Extractive industries are not dead yet

  Dear HCN,

Ed Marston writes that the war between extractive interests and the environmental movement is drawing to a close and the enviro movement won (HCN, 4/10/00: Beyond the Revolution). Like the person who reads about his death in the paper, reports of the demise of extractive interests are greatly exaggerated. We will always have extractive industries in the West because our survival depends on them. The only question is, what balance will be struck between extractive uses and preservation interests? This is a pendulum thing. At times the pendulum swings toward extraction and at other times toward preservation. Since Clinton took office, the pendulum has swung back toward preservation. We are presently in a holding pattern because, while Congress can easily summon a majority against Clinton's War on the West, they do not have enough votes to override a veto. And the president does not have the votes to push his agenda through.
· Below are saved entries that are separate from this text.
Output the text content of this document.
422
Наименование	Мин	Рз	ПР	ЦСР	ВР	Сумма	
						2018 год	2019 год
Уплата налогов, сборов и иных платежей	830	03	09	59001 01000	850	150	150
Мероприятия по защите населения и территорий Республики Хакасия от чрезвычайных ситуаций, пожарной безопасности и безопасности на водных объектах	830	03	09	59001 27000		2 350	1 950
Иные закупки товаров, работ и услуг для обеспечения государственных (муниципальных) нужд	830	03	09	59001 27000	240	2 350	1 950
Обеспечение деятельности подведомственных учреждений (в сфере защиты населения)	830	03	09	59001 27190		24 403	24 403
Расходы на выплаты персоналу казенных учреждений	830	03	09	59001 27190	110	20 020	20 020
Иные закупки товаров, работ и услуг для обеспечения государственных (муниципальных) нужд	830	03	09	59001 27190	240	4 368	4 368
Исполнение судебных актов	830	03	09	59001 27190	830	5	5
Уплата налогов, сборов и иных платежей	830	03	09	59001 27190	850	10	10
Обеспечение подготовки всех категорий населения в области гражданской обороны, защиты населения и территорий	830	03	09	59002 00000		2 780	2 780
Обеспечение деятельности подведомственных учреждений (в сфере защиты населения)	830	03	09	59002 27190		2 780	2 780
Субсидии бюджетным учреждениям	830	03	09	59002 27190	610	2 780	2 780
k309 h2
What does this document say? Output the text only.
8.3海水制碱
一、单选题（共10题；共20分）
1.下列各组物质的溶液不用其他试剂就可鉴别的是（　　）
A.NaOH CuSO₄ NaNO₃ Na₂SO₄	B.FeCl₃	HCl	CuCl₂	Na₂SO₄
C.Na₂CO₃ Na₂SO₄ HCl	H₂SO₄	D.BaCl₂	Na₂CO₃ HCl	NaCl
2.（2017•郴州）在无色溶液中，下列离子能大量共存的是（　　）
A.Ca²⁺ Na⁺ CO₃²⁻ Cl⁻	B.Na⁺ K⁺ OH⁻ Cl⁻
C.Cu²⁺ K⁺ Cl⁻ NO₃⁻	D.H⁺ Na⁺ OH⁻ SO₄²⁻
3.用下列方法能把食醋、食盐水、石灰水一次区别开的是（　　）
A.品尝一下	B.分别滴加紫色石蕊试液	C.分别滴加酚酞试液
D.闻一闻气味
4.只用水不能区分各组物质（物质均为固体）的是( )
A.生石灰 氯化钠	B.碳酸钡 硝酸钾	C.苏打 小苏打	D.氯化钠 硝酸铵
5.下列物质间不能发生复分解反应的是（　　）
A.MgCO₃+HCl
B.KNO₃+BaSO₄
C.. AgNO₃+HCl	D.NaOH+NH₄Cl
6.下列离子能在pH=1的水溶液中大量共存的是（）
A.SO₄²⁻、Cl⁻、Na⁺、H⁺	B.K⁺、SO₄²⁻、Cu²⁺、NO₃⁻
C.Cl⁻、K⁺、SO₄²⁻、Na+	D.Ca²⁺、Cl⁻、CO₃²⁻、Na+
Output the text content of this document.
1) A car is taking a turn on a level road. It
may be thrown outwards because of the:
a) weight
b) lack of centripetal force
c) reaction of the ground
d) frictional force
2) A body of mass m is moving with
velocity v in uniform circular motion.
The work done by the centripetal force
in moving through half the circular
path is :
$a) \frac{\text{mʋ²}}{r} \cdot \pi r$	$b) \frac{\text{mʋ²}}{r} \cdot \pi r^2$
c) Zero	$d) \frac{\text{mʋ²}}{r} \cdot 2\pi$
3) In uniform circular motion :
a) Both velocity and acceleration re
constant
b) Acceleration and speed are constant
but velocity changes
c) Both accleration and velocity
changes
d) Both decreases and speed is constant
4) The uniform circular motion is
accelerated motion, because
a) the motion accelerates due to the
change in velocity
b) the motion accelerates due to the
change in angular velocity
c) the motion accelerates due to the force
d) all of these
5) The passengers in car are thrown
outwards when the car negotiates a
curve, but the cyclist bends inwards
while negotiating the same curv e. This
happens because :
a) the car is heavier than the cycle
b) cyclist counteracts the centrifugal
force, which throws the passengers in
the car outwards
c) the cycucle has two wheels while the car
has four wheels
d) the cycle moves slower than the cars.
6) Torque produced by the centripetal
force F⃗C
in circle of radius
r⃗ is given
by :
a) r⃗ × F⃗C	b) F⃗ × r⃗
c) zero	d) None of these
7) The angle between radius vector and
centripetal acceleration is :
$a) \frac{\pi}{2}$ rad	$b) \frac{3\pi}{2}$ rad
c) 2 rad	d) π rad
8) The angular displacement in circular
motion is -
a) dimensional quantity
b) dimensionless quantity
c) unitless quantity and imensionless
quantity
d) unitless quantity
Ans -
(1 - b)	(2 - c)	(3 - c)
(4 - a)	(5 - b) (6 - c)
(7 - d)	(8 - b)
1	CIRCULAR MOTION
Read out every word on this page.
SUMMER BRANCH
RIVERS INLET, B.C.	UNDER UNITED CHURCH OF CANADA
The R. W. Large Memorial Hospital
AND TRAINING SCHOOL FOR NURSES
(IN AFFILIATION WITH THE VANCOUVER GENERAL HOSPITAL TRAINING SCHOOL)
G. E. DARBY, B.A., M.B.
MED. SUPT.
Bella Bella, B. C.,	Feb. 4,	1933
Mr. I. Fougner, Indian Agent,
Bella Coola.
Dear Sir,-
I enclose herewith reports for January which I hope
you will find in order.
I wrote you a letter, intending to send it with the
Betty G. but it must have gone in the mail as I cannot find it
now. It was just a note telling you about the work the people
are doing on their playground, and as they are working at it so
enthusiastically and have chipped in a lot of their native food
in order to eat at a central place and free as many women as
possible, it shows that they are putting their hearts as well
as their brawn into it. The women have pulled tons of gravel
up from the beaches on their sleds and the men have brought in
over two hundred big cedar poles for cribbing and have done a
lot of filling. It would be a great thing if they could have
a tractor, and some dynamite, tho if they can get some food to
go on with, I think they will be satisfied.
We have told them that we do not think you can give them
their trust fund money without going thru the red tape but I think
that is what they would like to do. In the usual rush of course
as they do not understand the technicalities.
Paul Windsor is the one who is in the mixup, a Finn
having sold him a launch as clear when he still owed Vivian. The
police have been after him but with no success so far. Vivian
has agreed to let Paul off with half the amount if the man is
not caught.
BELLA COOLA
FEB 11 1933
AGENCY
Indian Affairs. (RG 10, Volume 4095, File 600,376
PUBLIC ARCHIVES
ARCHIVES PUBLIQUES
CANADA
The president does have the advantage because of the Antiquities Act, but that can change. And a new president can undo the executive orders of a previous president, so the illusion of a win may be short-lived. I do agree with Mr. Marston on one point. There are strong arguments for local control over public-land policies. Therein lies the rub for environmentalists because they do not have grassroot support in local communities. Enviros are mostly intruders paid by wealthy foundations. They are good at filing lawsuits, but have failed to win the hearts and souls of Westerners. When the time comes to make decisions at the local/regional level, environmentalists will be on the outside looking in, having put themselves there by their own words and deeds. We will see then which way the pendulum swings.